Le voici ! Turcs et marins portent les armes, tout se fait silence ; la grille s’ouvre toute grande ; de la voûte sombre un cortège resplendit tout à coup dans l’éclat du soleil et vient à nous. C’est une troupe une et diverse, troupe de chefs où chaque homme est un officier : ces officiers, choisis parmi les plus beaux types de la race allemande, appartiennent à toutes les armes, et représentent, par leur variété même, la puissance collective de la nation. Leurs rangs serrés forment une masse compacte, confuse et éclatante où les couleurs, l’acier, l’argent et l’or se mêlent et chatoient d’une splendeur solide et guerrière. Dans l’étroit espace où elle s’avance et qu’elle remplit, au sortir de cette voûte noire comme une gueule de four, elle semble une coulée où ruissellerait en fusion le métal de Corinthe. Entouré et comme porté par ce mouvement, l’Empereur, sur ce fond lumineux, resplendit plus lumineux encore, en son blanc costume de cuirassier. Sa poitrine, dans son corset d’argent, reçoit et renvoie les rayons du soleil, son casque d’argent porte l’aigle aux ailes étendues, et la petite couronne de l’oiseau héraldique met un éclair d’or dans cette blancheur. Ce costume, le plus magnifique peut-être qu’il y ait dans aucune armée, n’a pas suffi à Guillaume. Il a voulu en transfigurer la beauté trop connue. Non seulement, comme avant-hier un voile, enroulé sur le bas du casque, accompagne son visage et tombe sur ses épaules, mais un burnous de Damas, léger comme la soie blanche et brillant comme l’or dont il est tissé, semble prolonger le voile jusqu’aux pieds du souverain, cache le bas du corps par des plis que soutient la main impériale, et met autour du maître un nimbe de moires diaphanes. Une fois de plus, et mieux que jamais, apparaît le symbolisme de cet art, et, dans ce goût contradictoire de paraître et de se défendre contre les regards, une idée subtile et un sens ingénieux du pouvoir. Au milieu d’officiers aux corps nettement visibles sous l’uniforme, parmi cette vigueur opulente de formes un peu lourdes que l’œil mesure et pèse, lui seul se dérobe à travers des transparences de nuage, et marque la différence entre sa personne et toutes les autres. Eux sont des serviteurs de chair, de la matière à obéissance : lui est le principe mystérieux et immatériel de l’autorité.

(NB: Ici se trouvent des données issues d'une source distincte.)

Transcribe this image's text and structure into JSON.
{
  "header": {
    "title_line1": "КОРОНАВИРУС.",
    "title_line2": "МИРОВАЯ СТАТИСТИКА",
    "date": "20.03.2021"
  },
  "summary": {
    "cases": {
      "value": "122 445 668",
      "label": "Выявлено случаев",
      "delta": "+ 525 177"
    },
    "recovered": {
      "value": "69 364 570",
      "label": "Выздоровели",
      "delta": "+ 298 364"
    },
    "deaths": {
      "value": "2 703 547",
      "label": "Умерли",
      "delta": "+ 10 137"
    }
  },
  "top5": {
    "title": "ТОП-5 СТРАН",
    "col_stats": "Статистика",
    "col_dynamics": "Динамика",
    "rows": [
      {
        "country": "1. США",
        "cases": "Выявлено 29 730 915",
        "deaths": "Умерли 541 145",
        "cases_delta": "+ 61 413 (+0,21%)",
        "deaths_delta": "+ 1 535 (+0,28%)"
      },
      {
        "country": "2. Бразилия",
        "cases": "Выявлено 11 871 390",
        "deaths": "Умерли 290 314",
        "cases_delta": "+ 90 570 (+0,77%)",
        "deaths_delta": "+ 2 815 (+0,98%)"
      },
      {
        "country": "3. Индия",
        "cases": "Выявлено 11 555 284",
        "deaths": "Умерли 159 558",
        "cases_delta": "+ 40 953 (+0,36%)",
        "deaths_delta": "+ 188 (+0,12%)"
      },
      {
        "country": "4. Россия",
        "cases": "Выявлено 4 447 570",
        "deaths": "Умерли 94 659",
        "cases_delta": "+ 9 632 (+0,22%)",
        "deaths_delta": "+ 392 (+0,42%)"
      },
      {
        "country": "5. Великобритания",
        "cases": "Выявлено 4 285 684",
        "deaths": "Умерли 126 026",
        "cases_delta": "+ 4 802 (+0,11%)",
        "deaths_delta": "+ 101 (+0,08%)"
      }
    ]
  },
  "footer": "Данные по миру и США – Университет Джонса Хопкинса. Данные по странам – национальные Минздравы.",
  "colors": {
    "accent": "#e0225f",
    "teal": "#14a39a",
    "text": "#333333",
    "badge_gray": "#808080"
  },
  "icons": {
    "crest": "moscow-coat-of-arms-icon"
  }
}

Il est arrivé devant le portail, s’arrête, et alors seulement, je vois l’Impératrice, perdue dans ce groupe de guerriers, absorbée dans les rayons de son époux. Comme lui, vêtue de blanc, mais aussi simple qu’il est magnifique, elle a sur la tête un chapeau canotier de mortelle, et son rang ne se révèle qu’au grand cordon jaune passé de son épaule au bas de sa taille fine. Bornant sa part de puissance aux besognes aimables, elle accepte des fleurs que lui offre une petite fille et les paie d’une caresse. L’Empereur accomplit un plus important devoir. Un personnage de la Cour est, brodé d’or, sur le seuil du Temple, et tient de ses deux mains un coussin vert sur lequel repose une clef. Durant quelques minutes, il adresse au souverain des paroles superflues, car ses petits gestes saccadés qui portent sans cesse en avant le coussin, offrent, par la langue universelle des signes, la clef à l’Empereur. Celui-ci pourtant ne la prend pas. Mais quand l’orateur cesse enfin de la tendre et se tait comme découragé de l’effort inutile, l’Empereur saisit sur le velours vert cette clef qui a cessé de s’offrir, l’élève en l’air, l’y tient un instant suspendue, puis d’un geste impérieux qui s’abat et briserait toute résistance, il remet la clef aux mains d’un autre personnage brodé d’argent. Après quoi il pénètre dans le Temple, et, après lui, toute la suite Et quiconque remarquera qu’il eût été plus simple de remettre sans cette ostentation d’autorité la clef à un courtisan tout prêt à la prendre, et plus facile encore d’entrer sans cette clef par la porte grande ouverte, se déclarerait à tout jamais inapte à comprendre la beauté des symboles et l’efficacité des gestes inutiles, quand il s’agit de frapper l’imagination des peuples.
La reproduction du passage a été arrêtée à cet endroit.